ウクライナは必死になってロシアの資金を「使おう」としており、米国とEUに圧力をかけているが、同盟国はどう反応するのだろうか? (出典:FT) |
「万能薬ではない」
世界銀行(WB)は、今後10年間のウクライナの復興と回復にかかる費用を、公的および民間資本の必要性を含めて4,110億ドルと見積もっている。
2022年2月に特別軍事作戦が開始されて以来、ワシントンはキエフに約1110億ドル相当の武器、装備、人道支援、その他の援助を提供してきた。他の国々もこの国に多大な援助を提供してきた。
しかし今年に入って、多くの専門家は、米国が近い将来にキエフに多額の財政援助や軍事援助を提供する可能性は低いと見ている。今月初め、ホワイトハウスはウクライナへの新たな援助パッケージには「資金がない」と発表した。そして米国務省は、ワシントンはキエフを支援するが、必ずしも2022年と2023年のレベルではないと発表した。

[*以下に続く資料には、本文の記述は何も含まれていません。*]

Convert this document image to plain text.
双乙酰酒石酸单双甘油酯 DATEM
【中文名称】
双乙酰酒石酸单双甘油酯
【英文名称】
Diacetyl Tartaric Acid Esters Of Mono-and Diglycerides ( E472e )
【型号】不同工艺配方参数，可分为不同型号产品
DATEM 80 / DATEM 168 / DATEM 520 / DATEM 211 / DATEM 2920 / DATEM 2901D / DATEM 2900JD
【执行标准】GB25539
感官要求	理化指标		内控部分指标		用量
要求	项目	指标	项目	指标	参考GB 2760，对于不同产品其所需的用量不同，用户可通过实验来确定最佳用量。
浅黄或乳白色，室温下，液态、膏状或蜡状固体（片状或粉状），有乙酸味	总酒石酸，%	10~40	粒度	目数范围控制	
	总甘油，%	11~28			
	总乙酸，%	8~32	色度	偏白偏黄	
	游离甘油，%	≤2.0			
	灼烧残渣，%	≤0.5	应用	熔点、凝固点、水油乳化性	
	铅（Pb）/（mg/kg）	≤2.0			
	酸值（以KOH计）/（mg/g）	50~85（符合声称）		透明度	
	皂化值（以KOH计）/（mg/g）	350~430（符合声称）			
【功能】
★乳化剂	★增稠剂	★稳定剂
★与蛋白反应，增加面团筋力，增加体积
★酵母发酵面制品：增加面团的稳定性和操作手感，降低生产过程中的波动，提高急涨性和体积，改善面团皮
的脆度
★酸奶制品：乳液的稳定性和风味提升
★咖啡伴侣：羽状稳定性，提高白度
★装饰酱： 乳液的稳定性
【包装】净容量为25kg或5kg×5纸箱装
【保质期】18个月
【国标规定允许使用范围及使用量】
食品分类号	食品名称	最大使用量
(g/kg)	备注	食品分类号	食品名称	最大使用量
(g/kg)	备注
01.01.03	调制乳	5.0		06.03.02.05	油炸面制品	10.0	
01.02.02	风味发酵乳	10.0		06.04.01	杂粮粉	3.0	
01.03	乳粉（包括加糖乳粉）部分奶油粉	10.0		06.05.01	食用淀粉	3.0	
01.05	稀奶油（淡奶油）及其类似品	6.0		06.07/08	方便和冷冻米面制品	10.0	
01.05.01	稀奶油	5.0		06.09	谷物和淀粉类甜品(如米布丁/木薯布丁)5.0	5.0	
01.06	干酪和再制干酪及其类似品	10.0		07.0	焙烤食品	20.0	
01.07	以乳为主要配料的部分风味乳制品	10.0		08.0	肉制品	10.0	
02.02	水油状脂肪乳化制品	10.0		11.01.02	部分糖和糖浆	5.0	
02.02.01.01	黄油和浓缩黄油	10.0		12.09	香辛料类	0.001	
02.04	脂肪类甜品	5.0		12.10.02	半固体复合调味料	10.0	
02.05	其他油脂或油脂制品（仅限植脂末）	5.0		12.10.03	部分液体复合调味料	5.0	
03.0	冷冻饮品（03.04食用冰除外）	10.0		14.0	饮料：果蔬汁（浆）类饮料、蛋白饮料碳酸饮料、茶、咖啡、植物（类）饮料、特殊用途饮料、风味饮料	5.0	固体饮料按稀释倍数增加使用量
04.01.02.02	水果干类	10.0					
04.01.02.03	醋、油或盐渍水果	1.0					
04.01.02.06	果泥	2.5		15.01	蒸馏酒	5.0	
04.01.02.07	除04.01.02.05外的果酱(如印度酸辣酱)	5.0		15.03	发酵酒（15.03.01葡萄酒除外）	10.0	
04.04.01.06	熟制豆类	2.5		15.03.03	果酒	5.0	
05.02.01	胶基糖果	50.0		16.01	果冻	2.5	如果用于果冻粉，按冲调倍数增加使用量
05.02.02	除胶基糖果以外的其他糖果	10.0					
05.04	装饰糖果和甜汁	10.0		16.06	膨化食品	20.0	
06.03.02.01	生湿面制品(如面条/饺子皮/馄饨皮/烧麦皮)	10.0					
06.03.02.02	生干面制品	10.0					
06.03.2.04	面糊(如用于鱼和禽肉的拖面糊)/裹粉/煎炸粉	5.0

現在までに、米国議会はジョー・バイデン大統領が提案したウクライナへの追加資金援助を承認していない。そして、ヨーロッパがワシントンに代わるウクライナの主な支援国になれるかどうかは未解決の問題のままだ。
ホワイトハウスのシャランダ・ヤング予算局長は、ロシアの資産を差し押さえる可能性は検討されているが、この問題がウクライナの財政ニーズに直ちに影響を及ぼすことはないだろうと述べた。
「凍結されたロシアの資産は将来キエフに利益をもたらす可能性がある」とヤング氏は語った。私たちはそれを真剣に受け止めるべきだと思います。」
また、ウクライナの経済復興担当米国特別代表ペニー・プリツカー氏は、これ(ロシアの資産を使ってキエフを支援すること)がウクライナにとって「万能薬」であると考えるのは間違いだと断言した。 「この問題については議論されてきたが、結論には程遠い」と彼女は強調した。